In the above described, at least one preferred embodiment has been described in detail with reference to the drawings annexed, and it is apparent that numerous changes or modifications may be made without departing from the true spirit and scope thereof, as set forth in the claims below.

Claims

1. A transmission line structure on base board, in which an extra elliptical or paper-clip shaped lead-wire pattern is disposed adjacent to the output end of every independent lead wire such that the area enclosed by the lead wire can be expanded for controlling the capacitance thereof and compensating the circuit signals accordingly.

2. The structure according to claim 1, in which first and second capacitors are formed respectively on a top and a bottom surface of the base board by a first and a second parity, in which the first capacitor is created by extending the first and second parity on the top surface of the base board to form staggeringly disposed lead-wire wound patterns, while the second capacitor is created by extending the first and second parity on the bottom surface of the base board to form staggeringly disposed lead-wire wound patterns, so that a horizontal capacitance structure is formed on the top and the bottom surface of the base board respectively, and a vertical capacitance structure is formed between the first and the second capacitor for compensating the circuit signals by enhancing the capacitance of the second and the third parity.
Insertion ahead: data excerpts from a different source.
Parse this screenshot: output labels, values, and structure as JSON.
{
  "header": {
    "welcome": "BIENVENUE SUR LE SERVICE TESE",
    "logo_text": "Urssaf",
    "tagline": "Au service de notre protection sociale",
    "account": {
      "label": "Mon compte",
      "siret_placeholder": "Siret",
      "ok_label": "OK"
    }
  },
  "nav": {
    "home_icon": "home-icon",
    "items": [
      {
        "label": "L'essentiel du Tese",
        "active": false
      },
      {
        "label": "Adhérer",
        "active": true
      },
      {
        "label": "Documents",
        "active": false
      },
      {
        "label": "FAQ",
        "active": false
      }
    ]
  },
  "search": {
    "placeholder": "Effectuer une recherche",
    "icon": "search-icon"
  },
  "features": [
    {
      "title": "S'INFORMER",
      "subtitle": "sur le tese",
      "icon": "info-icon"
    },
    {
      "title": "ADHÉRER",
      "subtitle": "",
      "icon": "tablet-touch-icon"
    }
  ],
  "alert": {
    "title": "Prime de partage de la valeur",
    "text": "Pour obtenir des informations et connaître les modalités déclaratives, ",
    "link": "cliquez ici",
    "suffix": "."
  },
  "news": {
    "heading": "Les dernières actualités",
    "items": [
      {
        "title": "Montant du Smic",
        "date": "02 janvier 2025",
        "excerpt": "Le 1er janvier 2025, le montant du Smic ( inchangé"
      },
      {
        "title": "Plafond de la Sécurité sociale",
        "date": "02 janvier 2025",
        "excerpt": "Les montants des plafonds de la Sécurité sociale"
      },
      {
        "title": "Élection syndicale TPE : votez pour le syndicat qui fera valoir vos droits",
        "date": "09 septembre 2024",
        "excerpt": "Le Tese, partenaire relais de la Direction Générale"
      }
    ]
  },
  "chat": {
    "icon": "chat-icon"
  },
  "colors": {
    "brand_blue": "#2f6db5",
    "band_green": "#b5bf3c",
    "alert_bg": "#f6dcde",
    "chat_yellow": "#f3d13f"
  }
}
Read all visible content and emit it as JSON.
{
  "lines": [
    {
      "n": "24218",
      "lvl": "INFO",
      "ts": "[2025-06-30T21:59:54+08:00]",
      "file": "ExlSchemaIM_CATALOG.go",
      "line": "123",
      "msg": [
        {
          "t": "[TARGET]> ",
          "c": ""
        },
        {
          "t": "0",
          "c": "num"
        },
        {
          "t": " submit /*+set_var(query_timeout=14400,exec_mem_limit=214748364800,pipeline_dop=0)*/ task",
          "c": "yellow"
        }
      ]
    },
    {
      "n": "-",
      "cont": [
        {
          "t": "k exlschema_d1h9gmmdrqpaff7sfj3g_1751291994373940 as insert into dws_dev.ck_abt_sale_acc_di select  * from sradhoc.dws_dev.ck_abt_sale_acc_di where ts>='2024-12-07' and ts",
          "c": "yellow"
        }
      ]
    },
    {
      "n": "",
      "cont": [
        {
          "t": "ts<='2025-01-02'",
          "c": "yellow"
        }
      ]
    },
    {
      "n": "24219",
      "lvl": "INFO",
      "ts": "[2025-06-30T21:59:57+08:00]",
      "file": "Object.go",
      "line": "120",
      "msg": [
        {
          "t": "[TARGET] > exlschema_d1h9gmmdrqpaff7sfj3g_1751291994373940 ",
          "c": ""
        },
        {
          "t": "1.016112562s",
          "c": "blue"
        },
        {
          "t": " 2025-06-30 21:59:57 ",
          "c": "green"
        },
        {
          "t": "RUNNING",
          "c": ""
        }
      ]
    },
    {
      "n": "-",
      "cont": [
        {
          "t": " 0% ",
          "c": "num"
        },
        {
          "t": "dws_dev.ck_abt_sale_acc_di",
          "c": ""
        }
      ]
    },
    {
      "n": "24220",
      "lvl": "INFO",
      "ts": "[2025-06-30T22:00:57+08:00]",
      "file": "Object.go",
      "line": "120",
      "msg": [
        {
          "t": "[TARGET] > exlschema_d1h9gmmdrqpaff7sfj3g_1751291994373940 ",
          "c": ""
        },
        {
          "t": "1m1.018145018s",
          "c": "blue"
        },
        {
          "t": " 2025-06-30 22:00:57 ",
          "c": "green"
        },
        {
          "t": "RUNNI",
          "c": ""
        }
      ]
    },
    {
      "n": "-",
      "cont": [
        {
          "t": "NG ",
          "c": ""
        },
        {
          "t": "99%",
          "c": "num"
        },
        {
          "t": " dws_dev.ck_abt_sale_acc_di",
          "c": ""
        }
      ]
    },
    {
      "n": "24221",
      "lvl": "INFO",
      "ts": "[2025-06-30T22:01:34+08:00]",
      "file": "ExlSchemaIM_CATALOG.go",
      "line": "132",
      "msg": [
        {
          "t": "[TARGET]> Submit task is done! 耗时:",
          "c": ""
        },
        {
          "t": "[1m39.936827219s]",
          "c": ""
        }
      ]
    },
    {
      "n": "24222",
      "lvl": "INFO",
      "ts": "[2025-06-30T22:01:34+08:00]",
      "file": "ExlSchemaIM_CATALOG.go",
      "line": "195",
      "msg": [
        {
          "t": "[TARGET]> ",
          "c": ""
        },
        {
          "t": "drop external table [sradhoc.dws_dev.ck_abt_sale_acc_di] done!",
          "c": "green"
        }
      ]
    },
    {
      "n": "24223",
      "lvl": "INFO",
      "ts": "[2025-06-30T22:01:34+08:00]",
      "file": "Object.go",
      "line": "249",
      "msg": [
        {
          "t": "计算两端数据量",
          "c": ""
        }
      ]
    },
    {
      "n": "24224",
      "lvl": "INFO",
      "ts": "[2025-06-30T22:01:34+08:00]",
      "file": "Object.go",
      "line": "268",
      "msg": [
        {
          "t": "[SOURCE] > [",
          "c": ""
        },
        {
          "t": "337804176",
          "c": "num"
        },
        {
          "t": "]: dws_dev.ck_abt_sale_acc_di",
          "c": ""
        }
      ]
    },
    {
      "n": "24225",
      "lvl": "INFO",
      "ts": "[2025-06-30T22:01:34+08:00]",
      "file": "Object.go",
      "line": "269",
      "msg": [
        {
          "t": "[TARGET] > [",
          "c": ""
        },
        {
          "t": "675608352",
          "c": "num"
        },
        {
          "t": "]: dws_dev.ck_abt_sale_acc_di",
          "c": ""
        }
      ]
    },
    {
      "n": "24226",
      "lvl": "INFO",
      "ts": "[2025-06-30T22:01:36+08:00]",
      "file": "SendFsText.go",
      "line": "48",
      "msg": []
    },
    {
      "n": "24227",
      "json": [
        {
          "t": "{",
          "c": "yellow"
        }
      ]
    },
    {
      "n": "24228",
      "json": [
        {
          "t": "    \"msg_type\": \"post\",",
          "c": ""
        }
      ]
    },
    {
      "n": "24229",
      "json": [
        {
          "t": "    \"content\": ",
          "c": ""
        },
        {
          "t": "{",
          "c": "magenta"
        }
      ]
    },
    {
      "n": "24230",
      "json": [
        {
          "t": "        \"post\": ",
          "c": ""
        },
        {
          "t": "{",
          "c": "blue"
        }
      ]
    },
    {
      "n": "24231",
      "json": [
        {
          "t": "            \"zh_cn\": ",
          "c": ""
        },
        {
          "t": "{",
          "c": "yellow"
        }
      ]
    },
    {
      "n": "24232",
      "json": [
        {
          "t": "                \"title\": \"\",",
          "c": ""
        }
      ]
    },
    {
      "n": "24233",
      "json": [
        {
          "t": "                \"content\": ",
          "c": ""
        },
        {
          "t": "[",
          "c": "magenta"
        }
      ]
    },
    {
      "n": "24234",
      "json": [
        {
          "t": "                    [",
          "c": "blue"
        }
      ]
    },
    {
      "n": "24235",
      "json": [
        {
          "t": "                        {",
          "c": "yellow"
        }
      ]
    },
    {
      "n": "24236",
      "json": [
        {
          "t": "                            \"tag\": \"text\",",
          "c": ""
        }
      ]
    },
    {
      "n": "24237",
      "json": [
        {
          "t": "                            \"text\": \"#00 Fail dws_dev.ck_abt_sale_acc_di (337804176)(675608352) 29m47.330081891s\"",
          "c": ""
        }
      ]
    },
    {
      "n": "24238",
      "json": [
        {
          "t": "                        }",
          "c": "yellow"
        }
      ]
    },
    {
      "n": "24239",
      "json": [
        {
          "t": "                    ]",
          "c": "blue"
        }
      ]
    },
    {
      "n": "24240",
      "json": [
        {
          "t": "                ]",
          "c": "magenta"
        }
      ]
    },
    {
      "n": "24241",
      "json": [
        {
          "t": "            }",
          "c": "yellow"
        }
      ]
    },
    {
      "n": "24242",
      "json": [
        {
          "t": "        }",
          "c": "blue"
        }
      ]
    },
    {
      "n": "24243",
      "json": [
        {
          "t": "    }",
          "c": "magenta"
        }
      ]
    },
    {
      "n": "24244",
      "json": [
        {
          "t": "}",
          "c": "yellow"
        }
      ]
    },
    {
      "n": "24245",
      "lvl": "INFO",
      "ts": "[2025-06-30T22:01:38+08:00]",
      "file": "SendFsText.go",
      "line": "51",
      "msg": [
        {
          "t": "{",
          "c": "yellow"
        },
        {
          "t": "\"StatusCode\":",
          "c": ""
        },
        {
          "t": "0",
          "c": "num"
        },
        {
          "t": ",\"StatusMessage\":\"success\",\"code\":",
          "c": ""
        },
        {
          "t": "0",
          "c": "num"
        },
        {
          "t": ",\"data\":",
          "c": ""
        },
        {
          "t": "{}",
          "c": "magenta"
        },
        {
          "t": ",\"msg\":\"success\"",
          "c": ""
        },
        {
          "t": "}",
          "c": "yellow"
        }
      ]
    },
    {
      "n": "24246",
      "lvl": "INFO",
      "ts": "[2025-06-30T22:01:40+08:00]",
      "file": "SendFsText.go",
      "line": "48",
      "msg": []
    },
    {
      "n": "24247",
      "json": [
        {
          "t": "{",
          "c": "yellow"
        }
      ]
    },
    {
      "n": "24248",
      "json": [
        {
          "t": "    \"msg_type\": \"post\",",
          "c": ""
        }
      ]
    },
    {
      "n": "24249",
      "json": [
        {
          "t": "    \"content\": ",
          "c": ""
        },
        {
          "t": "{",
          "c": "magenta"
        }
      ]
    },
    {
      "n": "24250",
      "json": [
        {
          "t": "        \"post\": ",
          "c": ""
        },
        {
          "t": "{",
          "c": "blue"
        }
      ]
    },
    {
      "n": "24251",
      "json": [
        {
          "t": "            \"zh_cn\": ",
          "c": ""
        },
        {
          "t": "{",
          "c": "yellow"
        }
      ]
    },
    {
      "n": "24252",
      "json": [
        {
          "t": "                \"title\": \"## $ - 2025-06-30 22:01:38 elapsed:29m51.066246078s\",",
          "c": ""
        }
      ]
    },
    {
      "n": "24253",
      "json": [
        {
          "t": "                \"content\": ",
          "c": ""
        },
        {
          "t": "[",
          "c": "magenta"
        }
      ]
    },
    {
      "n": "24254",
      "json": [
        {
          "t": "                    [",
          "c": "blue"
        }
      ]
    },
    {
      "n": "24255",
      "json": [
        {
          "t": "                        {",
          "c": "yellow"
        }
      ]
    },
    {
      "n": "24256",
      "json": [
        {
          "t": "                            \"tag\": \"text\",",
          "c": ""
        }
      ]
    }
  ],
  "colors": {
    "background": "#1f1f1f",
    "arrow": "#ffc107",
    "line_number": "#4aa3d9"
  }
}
3. A transmission line structure on base board, in which the lead wire of a base board is composed of a plurality of signal channels; every two channels forms a parity in a paper-clip shaped lead-wire wound pattern suitably disposed on the base board; and all the parities are staggeringly disposed for controlling the capacitance in each parity and accordingly compensating the circuit signals.

4. The structure according to claim 3, in which first and second parities form first and second capacitor on the top and the bottom surface of said base board respectively, in which the first capacitor is created by extending the first and the second parity on the top surface of the base board to form staggeringly disposed lead-wire wound patterns while the second capacitor is created by extending the first and the second parity on the bottom surface of the base board to form staggeringly disposed lead-wire wound patterns, namely, said first and said second parity form a horizontal capacitance structure on the top surface and the bottom surface of the base board respectively, and a vertical capacitance structure is also formed by the first and the second capacitor to thereby enhance the capacitance between the second parity and the third parity for compensating the circuit signals.